Occasions where the inability to sing your National Anthem is mocked:
- Back on Axis Powers Hetalia, in one of the Canada strips... well, isn't exactly the inability of his people of sing his anthem, but their inability of coordinately sing the anthem in the same language...
- In The Naked Gun, Lt. Frank Drebin pretends to be the famous opera singer Enrico Palazzo, and proceeds to sing the American anthem painfully out of key, much to the real one's abject horror.
- The aliens on 3rd Rock from the Sun start to sing their home-world's anthem in one episode. None of them can remember the lyrics after the first few lines so they just sort of hum it until they reach the end, which they all remember as "something something …spaceship!"
- In The Simpsons episode "Lisa on Ice", Krusty the Clown tries to sing the American anthem at Bart and Lisa's hockey game, but it doesn't go well. As he gets booed, he mutters "I shouldn't have turned down those cue cards...".
- Former Conservative Secretary of State for Wales John Redwood has never lived down his attempt to fake his way through the Welsh National Anthem at a televised event in 1993. Although, to his credit, he did later learn the words. His successor, William Hague, didn't want to repeat that experience, so asked a civil servant in Wales, Ffion Jenkins, to teach him the words. Hague then married her. So I'm sure he was grateful for Redwood's slip up.
- Televised sporting events. Some of the more notable screw-ups for the US Anthem are as follows:
- Carl Lewis. He tried his hardest, but man...

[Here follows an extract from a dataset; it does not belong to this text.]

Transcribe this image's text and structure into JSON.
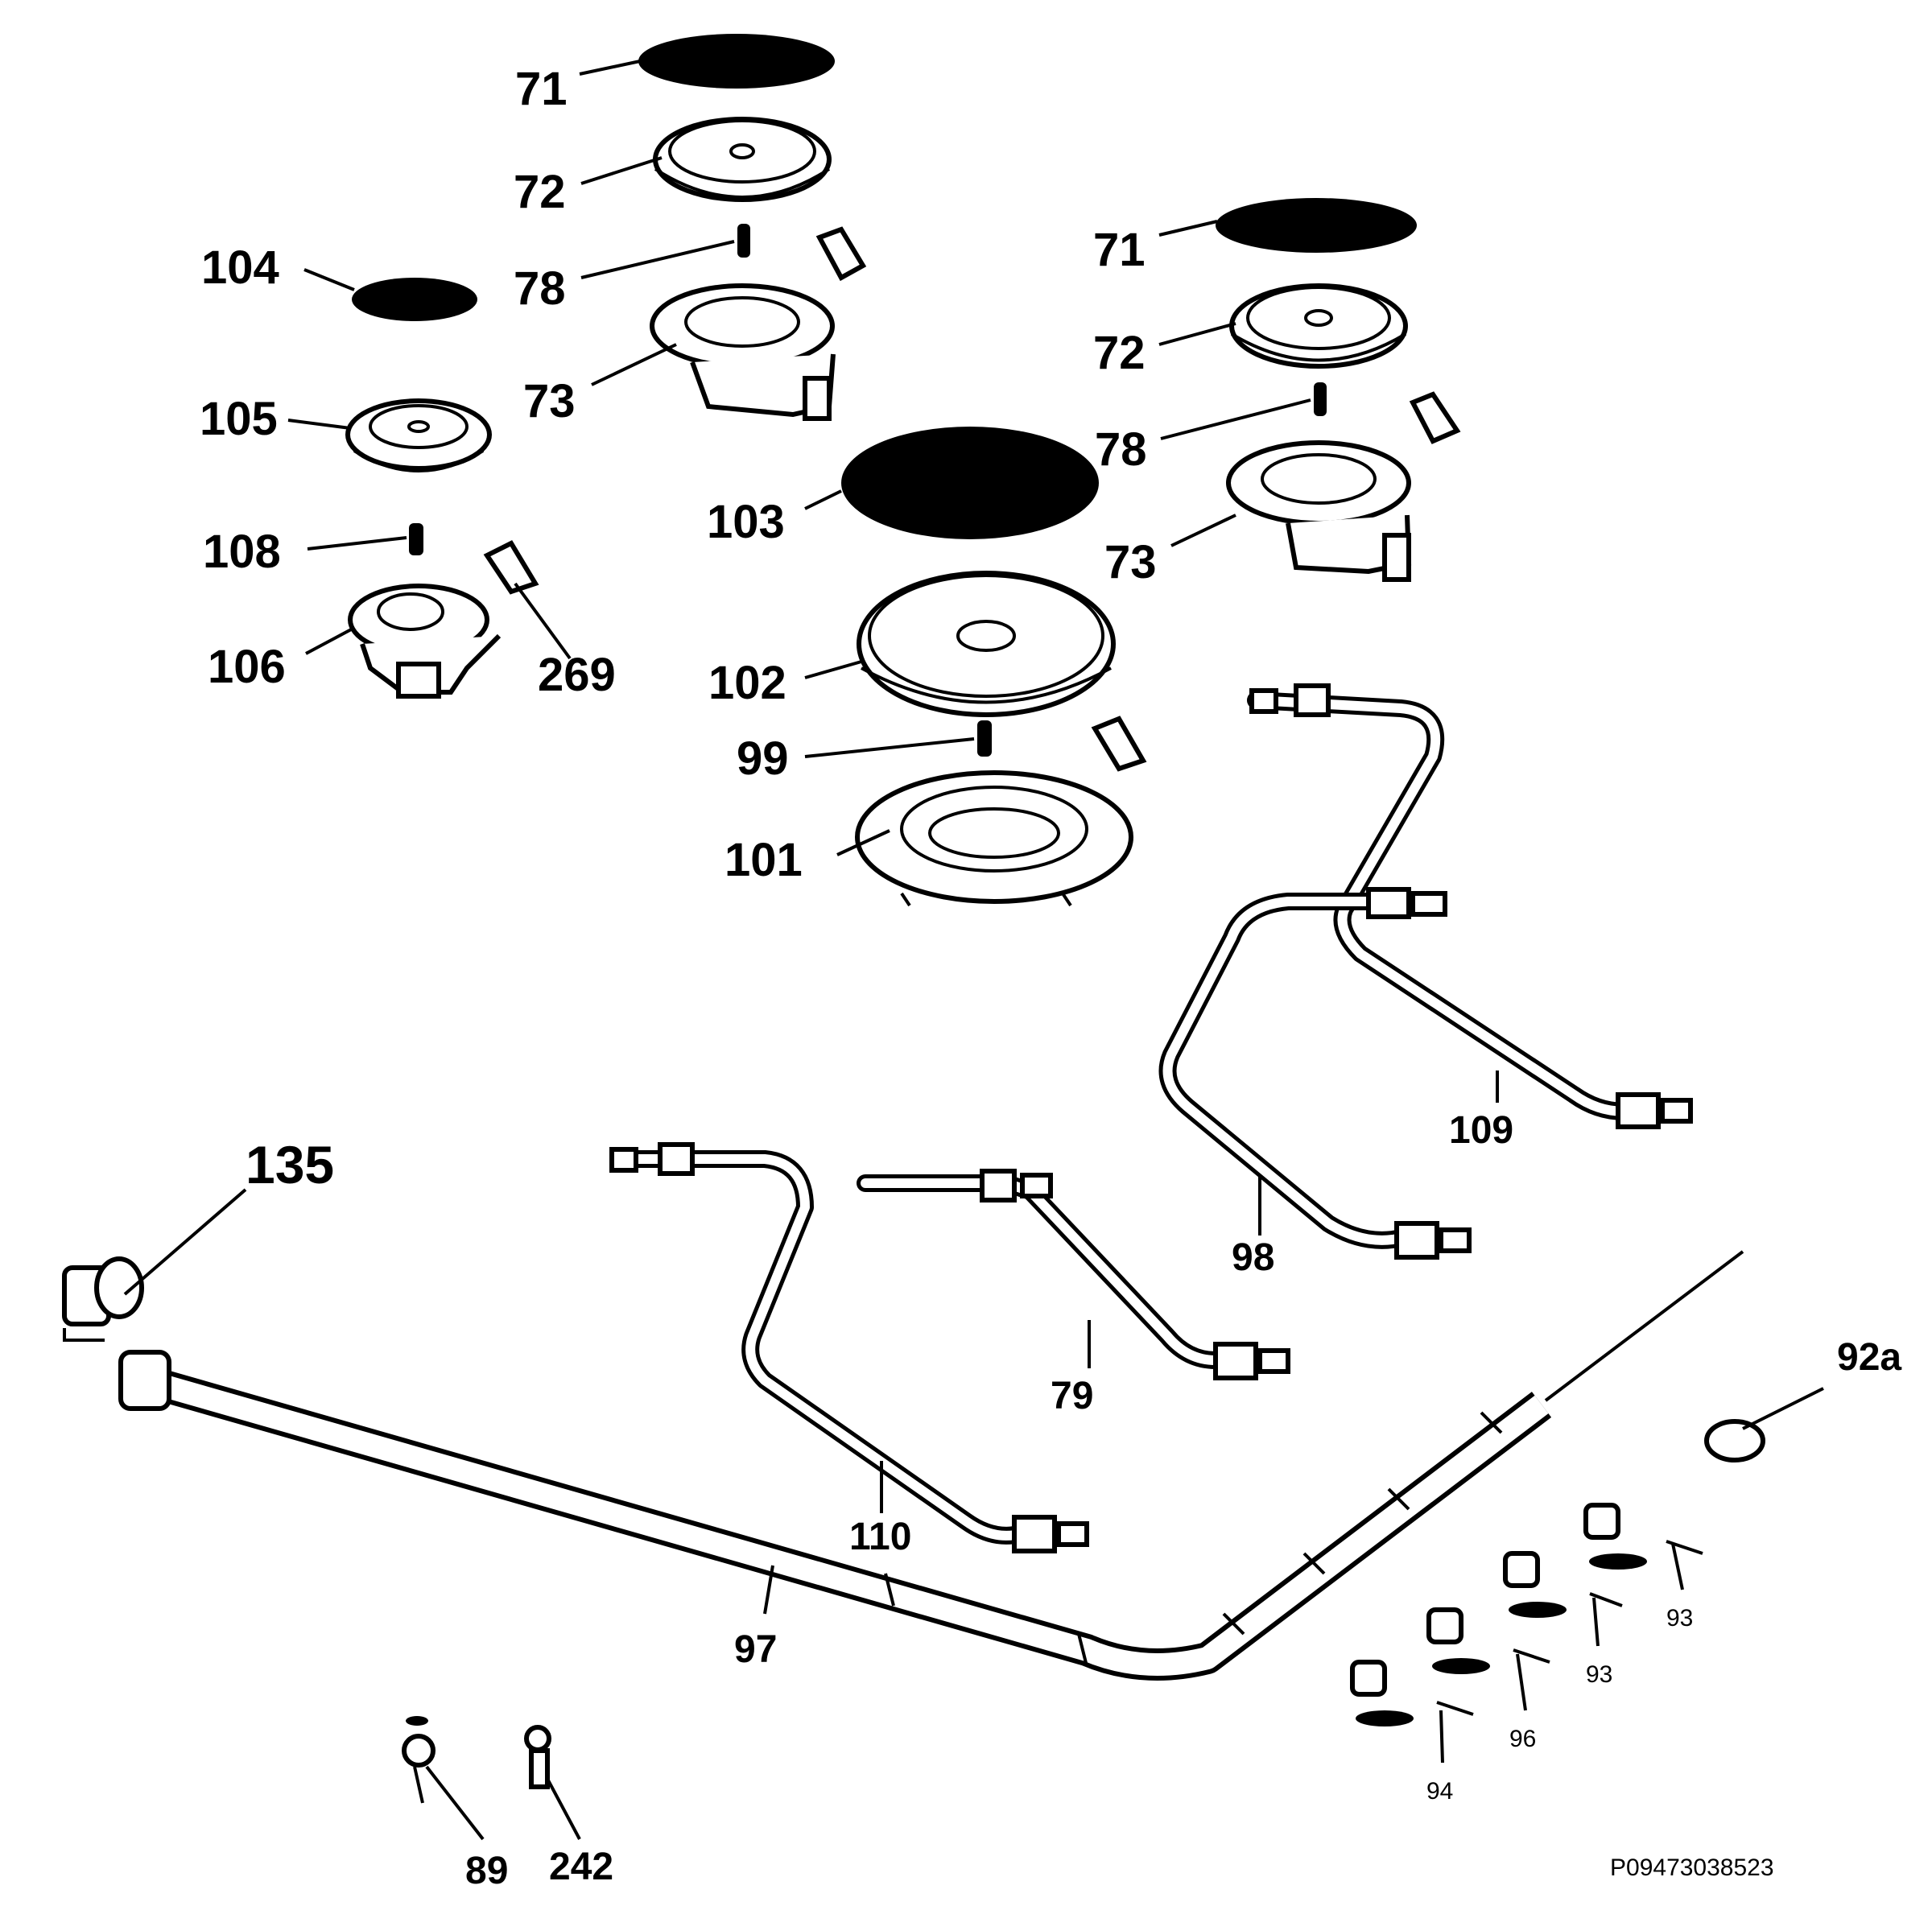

- Rosseanne Barr did a satirical version at a Padres game in 1990... It didn't go over well.
- Kate DeLuna takes the opportunity to show off a bit. The crowd doesn't like it.
- R. Kelly tries to sex it up a little.
- At the 2011 Super Bowl, Christina Aguilera did a pretty good job with the actual singing part... but the lines she missed were definitely noticeable.